EL SEGUNDO — For 10 minutes, the Lakers allowed the outside world to see what their team could look like this fall.
The snippet of Tuesday’s practice that was open to the media played out to the soundtrack of shouting, as Anthony Davis drilled a stepback jumper, LeBron James muscled in for a layup, Dwight Howard dunked in an open lane and DeAndre Jordan hit a contested shot at the rim.
Wrapping up the session, James drove but lost his handle near the rim, playfully kicking the ball to the ceiling in mock frustration.
It will be at least the end of the week until there’s any more than that glimpse of the fully intact Lakers: James and Russell Westbrook still won’t be playing in the team’s second preseason game on Wednesday afternoon in Phoenix. Davis, who played 11 minutes in Sunday’s opener, and Carmelo Anthony will get a chance to play, but Coach Frank Vogel said he’s planning to also hold back one of his veteran centers, Jordan or Howard.
For now, the Lakers will only show their full strength in brief glimpses, or refer to it during post-practice commentary. Playing primarily with a smaller lineup with Davis at center, flanked by Anthony and Malik Monk at the two unclaimed positions, Vogel said Westbrook helped set up four consecutive baskets for Davis on Tuesday.
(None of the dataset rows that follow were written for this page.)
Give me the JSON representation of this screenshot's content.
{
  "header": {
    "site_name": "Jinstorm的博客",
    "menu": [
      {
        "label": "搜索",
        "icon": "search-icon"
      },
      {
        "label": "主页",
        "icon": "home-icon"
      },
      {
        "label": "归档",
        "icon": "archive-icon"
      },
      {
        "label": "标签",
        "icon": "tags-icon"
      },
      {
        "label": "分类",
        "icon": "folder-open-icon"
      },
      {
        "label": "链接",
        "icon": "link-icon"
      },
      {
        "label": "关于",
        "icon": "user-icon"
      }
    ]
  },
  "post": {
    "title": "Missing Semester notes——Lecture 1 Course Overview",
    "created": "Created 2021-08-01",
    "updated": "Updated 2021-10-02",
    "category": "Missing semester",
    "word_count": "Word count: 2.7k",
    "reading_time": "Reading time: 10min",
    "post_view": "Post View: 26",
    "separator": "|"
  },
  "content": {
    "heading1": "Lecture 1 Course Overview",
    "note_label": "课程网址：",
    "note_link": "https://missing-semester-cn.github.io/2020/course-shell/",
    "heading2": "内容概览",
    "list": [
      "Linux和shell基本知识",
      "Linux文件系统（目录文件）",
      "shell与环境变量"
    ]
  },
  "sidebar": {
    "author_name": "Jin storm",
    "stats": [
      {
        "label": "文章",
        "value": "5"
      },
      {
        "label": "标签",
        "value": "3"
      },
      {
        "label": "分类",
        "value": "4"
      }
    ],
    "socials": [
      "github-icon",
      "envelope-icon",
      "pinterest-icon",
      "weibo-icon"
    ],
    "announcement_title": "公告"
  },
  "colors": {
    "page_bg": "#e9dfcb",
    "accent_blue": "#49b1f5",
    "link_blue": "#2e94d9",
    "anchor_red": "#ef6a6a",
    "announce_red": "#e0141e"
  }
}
“I think this is going to be really good in terms of what he can do, in terms of touching the paint,” Vogel said. “His speed and his computer, his mind, being able to pick apart where the help is coming from, is similar to Bron in terms of putting pressure on the rim or find the open man.”
While resting a center might indicate that the Lakers intend to start a smaller lineup against Phoenix, Vogel said the decision hadn’t yet been made. With two true centers in Jordan and Howard, some have speculated that the Lakers might alter starting lineups based on the opponent – whether they need to play big or small. But Vogel said he’s not eager to toggle back and forth once the Lakers settle on a starting five.
“I don’t really want to go a situation where we’re changing lineups on a regular basis,” he said. “Hopefully, when we start the season, we can settle into our base look. And then audible from time to time if needed. But, I don’t want to be changing every other game.”
Westbrook spoke after practice, somewhat muted in his enthusiasm for a 3 p.m. tip-off in Phoenix on Wednesday. But overall as a Laker, Westbrook is still brimming over with excitement about joining the franchise he treasured as a child.
Westbrook feels daily appreciation for his opportunity – and said earlier in the day, he had mentioned it to Anthony while sitting in the practice facility.
“Sometimes I just sit back and be like, ‘Damn, truly blessed to be able to be here in Los Angeles,’” he said. “But not just that, playing for your hometown team, the Los Angeles Lakers, is a blessing in itself.”
After a career of often being contentious with the media, Westbrook has spent the last few weeks marketing an upcoming self-produced documentary, “Passion Play,” that he said will explain a lot of his enigmatic personality. Westbrook appeared on “Jimmy Kimmel Live!” on Monday night to promote the film, which premieres on Oct. 15 on Showtime.
“When I come across people, they automatically assume I’m a bad person or (expletive) or I’ve done something to them,” he said. “But nobody actually really knows me enough to actually say things about me. So it gives you a kind of overview of who I really am. I let everybody in, which I haven’t ever done before in the past for that particular reason.”